Constellation Revelation Series Pictor Linestage, Andromeda Phonostage, and Taurus Monoblock Power Amplifier

Genuine Stars

Equipment report
Solid-state power amplifiers,
Solid-state preamplifiers,
Constellation Revelation Andromeda,
Constellation Revelation Pictor,
Constellation Revelation Taurus
Constellation Revelation Series Pictor Linestage, Andromeda Phonostage, and Taurus Monoblock Power Amplifier

Constellation Audio burst onto the high-end audio scene in 2010 with the highly acclaimed, ultra-expensive Altair linestage and Hercules mono amplifier (reviewed in Issue 215). The company followed up with the equally well-received but lower-priced Performance Series that leveraged trickle-down technology from the top Reference Series. The Altair and Hercules have since been updated (Issue 260) at even loftier prices, so Constellation continues to develop and refine its product lines in both price directions, mostly downward I hasten to add—the $9900 Inspiration Preamp 1.0 being a good example. All of the Constellation models, from top to bottom, reviewed by TAS writers Robert Harley, Jonathan Valin, Alan Taffel, and Neil Gader, respectively, received glowing reviews.

I don’t like to be predictable, but I am following suit here with praise for the newest Constellation models. Simply put, the Revelation Series Pictor preamp, Andromeda phonostage, and Taurus monoblock amps deliver every aspect of music playback so satisfyingly well that they represent a “just right” balance of performance attributes for me. Music comes to life through these Constellation electronics in a way that can be distilled into one word: buoyant. The Revelation stack seems to respond to music’s ebb and flow, its dynamic rise and fall, its grandeur and subtlety in ways that evoke much of the immediacy and ebullience of live music. Mind you, the Revelation components are not the highest-performing electronics I’ve heard in every regard—Constellation’s own next-step-up Performance Series being their most obvious superior. Marques like Soulution, CH Precision, T+A, Lamm, VTL, and ARC, to name just a few, also have wonderful offerings, but Constellation gear has a particular knack for combining very high levels of overall resolution and excellent transient response with tonal density and textural complexity in a musically compelling, uh, constellation.

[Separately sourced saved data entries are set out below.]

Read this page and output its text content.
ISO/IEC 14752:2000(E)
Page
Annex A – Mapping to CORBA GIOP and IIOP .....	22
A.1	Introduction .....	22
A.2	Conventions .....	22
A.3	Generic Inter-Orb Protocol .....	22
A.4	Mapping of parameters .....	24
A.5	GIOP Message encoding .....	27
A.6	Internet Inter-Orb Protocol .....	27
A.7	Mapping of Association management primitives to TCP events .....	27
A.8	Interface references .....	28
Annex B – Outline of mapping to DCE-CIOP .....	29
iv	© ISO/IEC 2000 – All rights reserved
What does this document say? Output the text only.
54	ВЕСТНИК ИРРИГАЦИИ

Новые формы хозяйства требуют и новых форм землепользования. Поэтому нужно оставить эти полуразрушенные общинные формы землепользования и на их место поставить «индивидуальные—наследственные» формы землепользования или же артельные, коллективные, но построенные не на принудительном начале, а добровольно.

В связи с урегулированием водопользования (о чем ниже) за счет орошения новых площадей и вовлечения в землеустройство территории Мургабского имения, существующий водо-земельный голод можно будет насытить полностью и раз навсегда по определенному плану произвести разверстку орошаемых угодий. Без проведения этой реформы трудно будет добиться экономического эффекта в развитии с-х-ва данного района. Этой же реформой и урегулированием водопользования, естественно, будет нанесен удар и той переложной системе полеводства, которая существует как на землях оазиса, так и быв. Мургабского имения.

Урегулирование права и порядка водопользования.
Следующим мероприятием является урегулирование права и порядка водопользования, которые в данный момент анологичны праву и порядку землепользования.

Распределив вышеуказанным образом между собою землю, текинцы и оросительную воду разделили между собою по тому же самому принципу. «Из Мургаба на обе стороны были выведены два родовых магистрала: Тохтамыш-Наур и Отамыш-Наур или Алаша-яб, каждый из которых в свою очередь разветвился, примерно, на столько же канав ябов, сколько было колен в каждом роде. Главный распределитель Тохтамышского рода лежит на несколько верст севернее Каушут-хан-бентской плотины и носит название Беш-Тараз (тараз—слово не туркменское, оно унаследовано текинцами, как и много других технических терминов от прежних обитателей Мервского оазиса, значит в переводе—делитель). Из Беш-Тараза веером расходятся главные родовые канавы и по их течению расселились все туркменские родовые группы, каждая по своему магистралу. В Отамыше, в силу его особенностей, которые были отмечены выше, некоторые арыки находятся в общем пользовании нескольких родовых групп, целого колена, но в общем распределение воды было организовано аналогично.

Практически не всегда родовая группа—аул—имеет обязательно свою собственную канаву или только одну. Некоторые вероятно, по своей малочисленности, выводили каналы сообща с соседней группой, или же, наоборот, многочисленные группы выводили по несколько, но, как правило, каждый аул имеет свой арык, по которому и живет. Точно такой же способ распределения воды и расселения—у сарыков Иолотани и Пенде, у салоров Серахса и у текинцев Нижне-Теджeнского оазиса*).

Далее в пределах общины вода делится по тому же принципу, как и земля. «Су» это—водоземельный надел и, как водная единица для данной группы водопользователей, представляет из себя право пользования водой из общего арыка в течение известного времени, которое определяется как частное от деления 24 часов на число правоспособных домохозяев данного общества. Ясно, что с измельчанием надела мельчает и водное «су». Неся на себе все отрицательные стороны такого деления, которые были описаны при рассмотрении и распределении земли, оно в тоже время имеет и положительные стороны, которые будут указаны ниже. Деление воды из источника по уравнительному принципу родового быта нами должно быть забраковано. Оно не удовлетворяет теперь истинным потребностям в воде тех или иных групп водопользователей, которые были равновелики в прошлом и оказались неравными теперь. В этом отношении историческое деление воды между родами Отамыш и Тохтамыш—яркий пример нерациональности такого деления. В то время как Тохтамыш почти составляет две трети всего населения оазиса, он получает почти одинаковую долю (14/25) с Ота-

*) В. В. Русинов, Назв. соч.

The Revelation Series occupies the number-three spot in the Constellation firmament behind the Reference and Performance lines and ahead of the Inspiration components. Priced at about $18,000 per piece, the Revelations fill a previous price and performance void. As Irv Gross, VP of Sales, put it, “There was a large gap between the $32,000 [Performance] Virgo III preamp and the $9900 Inspiration Preamp 1.0. Similarly the price differential between the most basic [Performance] Centaur II Stereo amplifier ($40,000) and the Inspiration Stereo 1.0 amplifier ($11,000) was significant.” Accordingly, the engineers at Constellation essentially combined the casework from the lower-cost Inspiration Series with many of the higher-level Performance Series’ circuit niceties (such as external and more elaborate power supplies for the linestage and phonostage preamps and more “Balanced Bridged” modules in the power amplifiers). The complete Revelation Series set, as reviewed here, is not exactly bargain-priced, but its sonic performance is stellar and its price competitive with other electronics in this category. (Please note: Although Constellation’s corporate headquarters are located in Australia, all of its products are made in the U.S.A.)

The Revelation Series set produced a marvelously lithe and highly detailed sound in my system. Constellation’s characteristic high levels of overall resolution coupled with excellent transient response and ample tonal density were very much in evidence, and those strengths were balanced in a thoroughly beguiling way. The usual trade-offs of accurate-but-analytical, silky-but-smeared, musical-but-veiled simply didn’t apply here. It may sound too good to be true, but this Constellation gear just hits the sweet spot when it comes to bringing together the right measure of audiophile performance and musical expressiveness. The trio produced an expansive soundscape, detailed images, a high level of transparency to sources, tonal neutrality, wide dynamics and frequency extension...all with a winning musical swing. Once again, it may seem too good to be true, but I am leveling with you. This Constellation gear has an excellent balance of talents.

Components described as producing a “lithe and highly detailed sound” often carry the implication that they have a tendency to sound a bit lightweight at best and aggressive or even strident at worst—at least on some recordings. The Revelation trio managed to serve all sorts of music well with dynamic finesse and vivid details, without exacting a penalty in raggedness or edginess on any but the most obviously egregious recordings. It is perfectly understandable for skeptics to immediately suspect I am undermining a seemingly established truth: “Either the component in question is accurate and reveals the edginess in poor recordings or it is glossing the problem over in some way.” It must be either/or, right? Well, there is a happy trend in high-performance audio that is, to some extent, cutting through this Gordian knot. Really good gear is able to deliver very high levels of resolution while also allowing greater listening ease. I attribute this phenomenon to lower underlying noise levels and better dynamic control. High-quality audio gear seems to be able to track the jagged, anharmonicities of loud cymbal crashes, for example, or hotly recorded, high-pitched female voices, for another, with less noise riding along with the signal. If the audio gear contributes less electronic detritus to already tricky signals, the upper frequencies are much less harsh as well as more accurate. Even recordings with unnaturally emphasized cymbals or high-pitched female voices still sound more like cymbals and female voices do in real life. The Constellation stack revealed aggressive recordings for what they were, but not painfully so, and they allowed me to hear past many of the production flaws and thus appreciate the musicians’ and engineers’ presumed musical intent more easily. Some borderline-quality recordings were perfectly enjoyable through the Revelation set.

If dynamic response in an audio system is closer to real life, the listener doesn’t have to work as hard to compensate for inconsistencies. We are all familiar with the subtle, unconscious wince we feel when hard transients have an unstable, electronic brittleness rather than the instant-but-supple quality they have in real life. We humans apparently have great sensitivity to the timing of aural phenomena. It may have something to do with helping us locate the source of sounds so we can get ready to flee or pursue something, as the situation demands. The Constellation trio reproduces timing and dynamics well enough to distinguish itself among the “really good gear.” One thrills to quick, clean transients rather than bracing for them. Even though it is more straightforward to attribute dynamic behavior to power amplifiers and speakers, upstream electronics also contribute a great deal to the low-noise, high-resolution, clean-transient response I’m carrying on about.